We will use the percent of LOP to apply as similarly as possible the degree of BFR for individuals in each group. Moreover, the LOP will be tested before every session to avoid possible changes in the hemodynamics of the participants. Considering the potential placebo effect for patients in the LL resistance group, the BFR cuff will also be applied to the participants during the training, but the cuff will not be inflated. It is worth mentioning that only one study has monitored pain intensity during training and compared the differences between BFR training and HLRT [21]. In this study, we will evaluate the pain intensity during training compared to the tolerance to different degrees of BFR in patients with KOA.

Despite its strengths, this study has some potential limitations. First, due to the nature of the intervention, the physiotherapist cannot be fully masked during the research. Second, like other studies using BFR training, the LOP will be assessed at rest, and it may be altered by changes in body position and muscle contraction.
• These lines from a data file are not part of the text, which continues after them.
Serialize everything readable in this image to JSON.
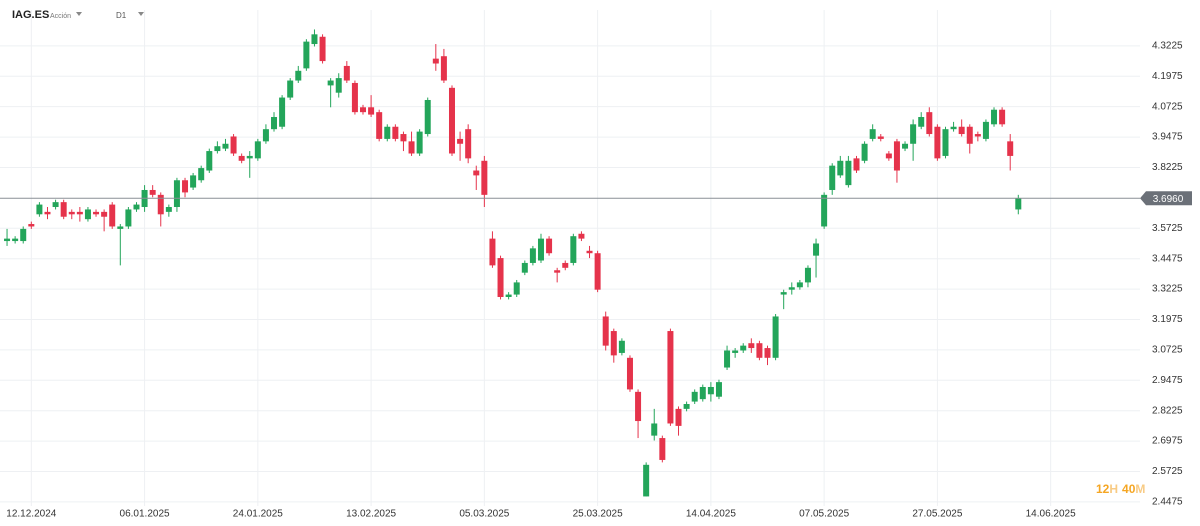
{
  "header": {
    "symbol": "IAG.ES",
    "instrument_type": "Acción",
    "timeframe": "D1"
  },
  "countdown": [
    "12",
    "H",
    "40",
    "M"
  ],
  "chart_data": {
    "type": "candlestick",
    "categories": [
      null,
      null,
      null,
      "12.12.2024",
      null,
      null,
      null,
      null,
      null,
      null,
      null,
      null,
      null,
      null,
      null,
      null,
      null,
      "06.01.2025",
      null,
      null,
      null,
      null,
      null,
      null,
      null,
      null,
      null,
      null,
      null,
      null,
      null,
      "24.01.2025",
      null,
      null,
      null,
      null,
      null,
      null,
      null,
      null,
      null,
      null,
      null,
      null,
      null,
      "13.02.2025",
      null,
      null,
      null,
      null,
      null,
      null,
      null,
      null,
      null,
      null,
      null,
      null,
      null,
      "05.03.2025",
      null,
      null,
      null,
      null,
      null,
      null,
      null,
      null,
      null,
      null,
      null,
      null,
      null,
      "25.03.2025",
      null,
      null,
      null,
      null,
      null,
      null,
      null,
      null,
      null,
      null,
      null,
      null,
      null,
      "14.04.2025",
      null,
      null,
      null,
      null,
      null,
      null,
      null,
      null,
      null,
      null,
      null,
      null,
      null,
      "07.05.2025",
      null,
      null,
      null,
      null,
      null,
      null,
      null,
      null,
      null,
      null,
      null,
      null,
      null,
      "27.05.2025",
      null,
      null,
      null,
      null,
      null,
      null,
      null,
      null,
      null,
      null,
      null,
      null,
      null,
      "14.06.2025"
    ],
    "open": [
      3.52,
      3.52,
      3.52,
      3.59,
      3.63,
      3.64,
      3.66,
      3.68,
      3.64,
      3.64,
      3.61,
      3.64,
      3.64,
      3.67,
      3.57,
      3.58,
      3.65,
      3.66,
      3.73,
      3.71,
      3.64,
      3.66,
      3.77,
      3.74,
      3.77,
      3.81,
      3.89,
      3.9,
      3.95,
      3.87,
      3.86,
      3.86,
      3.93,
      3.98,
      3.99,
      4.11,
      4.18,
      4.23,
      4.33,
      4.36,
      4.16,
      4.13,
      4.24,
      4.17,
      4.07,
      4.07,
      4.05,
      3.94,
      3.99,
      3.96,
      3.93,
      3.88,
      3.96,
      4.27,
      4.28,
      4.15,
      3.94,
      3.98,
      3.81,
      3.85,
      3.53,
      3.45,
      3.29,
      3.3,
      3.39,
      3.43,
      3.44,
      3.53,
      3.4,
      3.43,
      3.43,
      3.55,
      3.48,
      3.47,
      3.21,
      3.15,
      3.06,
      3.04,
      2.9,
      2.47,
      2.72,
      2.71,
      3.15,
      2.83,
      2.83,
      2.86,
      2.87,
      2.89,
      2.88,
      3.0,
      3.06,
      3.07,
      3.1,
      3.1,
      3.08,
      3.04,
      3.3,
      3.32,
      3.33,
      3.35,
      3.46,
      3.58,
      3.73,
      3.79,
      3.75,
      3.86,
      3.85,
      3.94,
      3.95,
      3.88,
      3.93,
      3.9,
      3.92,
      3.99,
      4.05,
      3.99,
      3.87,
      3.98,
      3.99,
      3.99,
      3.96,
      3.94,
      4.0,
      4.06,
      3.93,
      3.65,
      null,
      null,
      null,
      null
    ],
    "high": [
      3.57,
      3.54,
      3.58,
      3.6,
      3.68,
      3.66,
      3.69,
      3.69,
      3.65,
      3.66,
      3.66,
      3.65,
      3.65,
      3.68,
      3.59,
      3.66,
      3.68,
      3.75,
      3.75,
      3.72,
      3.67,
      3.78,
      3.78,
      3.8,
      3.83,
      3.9,
      3.93,
      3.94,
      3.96,
      3.88,
      3.89,
      3.94,
      4.0,
      4.05,
      4.12,
      4.19,
      4.24,
      4.35,
      4.39,
      4.37,
      4.19,
      4.21,
      4.26,
      4.18,
      4.08,
      4.12,
      4.06,
      4.0,
      4.0,
      3.97,
      3.97,
      3.98,
      4.11,
      4.33,
      4.31,
      4.16,
      3.97,
      4.0,
      3.83,
      3.87,
      3.56,
      3.46,
      3.31,
      3.36,
      3.44,
      3.5,
      3.55,
      3.54,
      3.41,
      3.44,
      3.55,
      3.56,
      3.5,
      3.48,
      3.23,
      3.16,
      3.12,
      3.05,
      2.91,
      2.61,
      2.83,
      2.72,
      3.16,
      2.84,
      2.86,
      2.91,
      2.93,
      2.94,
      2.95,
      3.09,
      3.08,
      3.1,
      3.12,
      3.11,
      3.09,
      3.22,
      3.32,
      3.35,
      3.36,
      3.42,
      3.53,
      3.72,
      3.84,
      3.87,
      3.87,
      3.87,
      3.93,
      4.0,
      3.96,
      3.89,
      3.94,
      3.93,
      4.02,
      4.05,
      4.07,
      4.0,
      3.99,
      4.01,
      4.02,
      4.0,
      3.97,
      4.02,
      4.07,
      4.07,
      3.96,
      3.71,
      null,
      null,
      null,
      null
    ],
    "low": [
      3.5,
      3.51,
      3.51,
      3.57,
      3.62,
      3.61,
      3.65,
      3.61,
      3.61,
      3.6,
      3.6,
      3.62,
      3.56,
      3.57,
      3.42,
      3.57,
      3.64,
      3.64,
      3.7,
      3.58,
      3.62,
      3.64,
      3.7,
      3.73,
      3.76,
      3.8,
      3.88,
      3.89,
      3.87,
      3.84,
      3.78,
      3.85,
      3.92,
      3.97,
      3.98,
      4.1,
      4.17,
      4.22,
      4.32,
      4.25,
      4.07,
      4.11,
      4.17,
      4.04,
      4.04,
      4.03,
      3.93,
      3.93,
      3.93,
      3.89,
      3.87,
      3.87,
      3.95,
      4.22,
      4.17,
      3.87,
      3.85,
      3.84,
      3.73,
      3.66,
      3.41,
      3.28,
      3.28,
      3.29,
      3.38,
      3.42,
      3.43,
      3.46,
      3.35,
      3.4,
      3.42,
      3.52,
      3.45,
      3.31,
      3.07,
      3.02,
      3.05,
      2.9,
      2.71,
      2.47,
      2.7,
      2.61,
      2.76,
      2.72,
      2.82,
      2.85,
      2.86,
      2.86,
      2.87,
      2.99,
      3.04,
      3.06,
      3.06,
      3.03,
      3.01,
      3.03,
      3.24,
      3.3,
      3.32,
      3.33,
      3.37,
      3.57,
      3.71,
      3.78,
      3.74,
      3.8,
      3.84,
      3.93,
      3.93,
      3.85,
      3.76,
      3.89,
      3.85,
      3.98,
      3.95,
      3.85,
      3.86,
      3.97,
      3.95,
      3.88,
      3.93,
      3.93,
      3.99,
      3.99,
      3.81,
      3.63,
      null,
      null,
      null,
      null
    ],
    "close": [
      3.53,
      3.53,
      3.57,
      3.58,
      3.67,
      3.63,
      3.68,
      3.62,
      3.63,
      3.63,
      3.65,
      3.63,
      3.62,
      3.58,
      3.58,
      3.65,
      3.67,
      3.73,
      3.71,
      3.63,
      3.66,
      3.77,
      3.72,
      3.79,
      3.82,
      3.89,
      3.91,
      3.92,
      3.88,
      3.85,
      3.87,
      3.93,
      3.98,
      4.03,
      4.11,
      4.18,
      4.22,
      4.34,
      4.37,
      4.26,
      4.18,
      4.19,
      4.18,
      4.05,
      4.05,
      4.04,
      3.94,
      3.99,
      3.94,
      3.93,
      3.88,
      3.97,
      4.1,
      4.25,
      4.18,
      3.88,
      3.92,
      3.86,
      3.79,
      3.71,
      3.42,
      3.29,
      3.3,
      3.35,
      3.43,
      3.49,
      3.53,
      3.47,
      3.39,
      3.41,
      3.54,
      3.53,
      3.47,
      3.32,
      3.09,
      3.05,
      3.11,
      2.91,
      2.78,
      2.6,
      2.77,
      2.62,
      2.77,
      2.76,
      2.85,
      2.9,
      2.92,
      2.92,
      2.94,
      3.07,
      3.07,
      3.09,
      3.08,
      3.04,
      3.04,
      3.21,
      3.31,
      3.33,
      3.35,
      3.41,
      3.51,
      3.71,
      3.83,
      3.85,
      3.85,
      3.81,
      3.92,
      3.98,
      3.94,
      3.86,
      3.81,
      3.92,
      4.0,
      4.03,
      3.96,
      3.86,
      3.98,
      3.99,
      3.96,
      3.92,
      3.95,
      4.01,
      4.06,
      4.0,
      3.87,
      3.696,
      null,
      null,
      null,
      null
    ],
    "up_color": "#23a55a",
    "down_color": "#e5334b",
    "ylim": [
      2.406,
      4.47
    ],
    "yticks": [
      4.3225,
      4.1975,
      4.0725,
      3.9475,
      3.8225,
      3.5725,
      3.4475,
      3.3225,
      3.1975,
      3.0725,
      2.9475,
      2.8225,
      2.6975,
      2.5725,
      2.4475
    ],
    "price_line": {
      "value": 3.696,
      "label": "3.6960"
    },
    "grid": true
  }
}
Third, the intervention program consists of core training and stretching, in addition to quadriceps training, to provide better outcomes for patients with KOA. However, these interventions, especially the stretching exercises, may influence certain outcomes, such as muscle strength. At the end of this research, our results may provide more reliable evidence on the effectiveness of BFR training and identify the most appropriate degree of BFR in treating patients with KOA.

Trial status

The currently approved version of the protocol is version 1.0 dated March 2021. Recruitment is still in progress and will be completed by February 2022.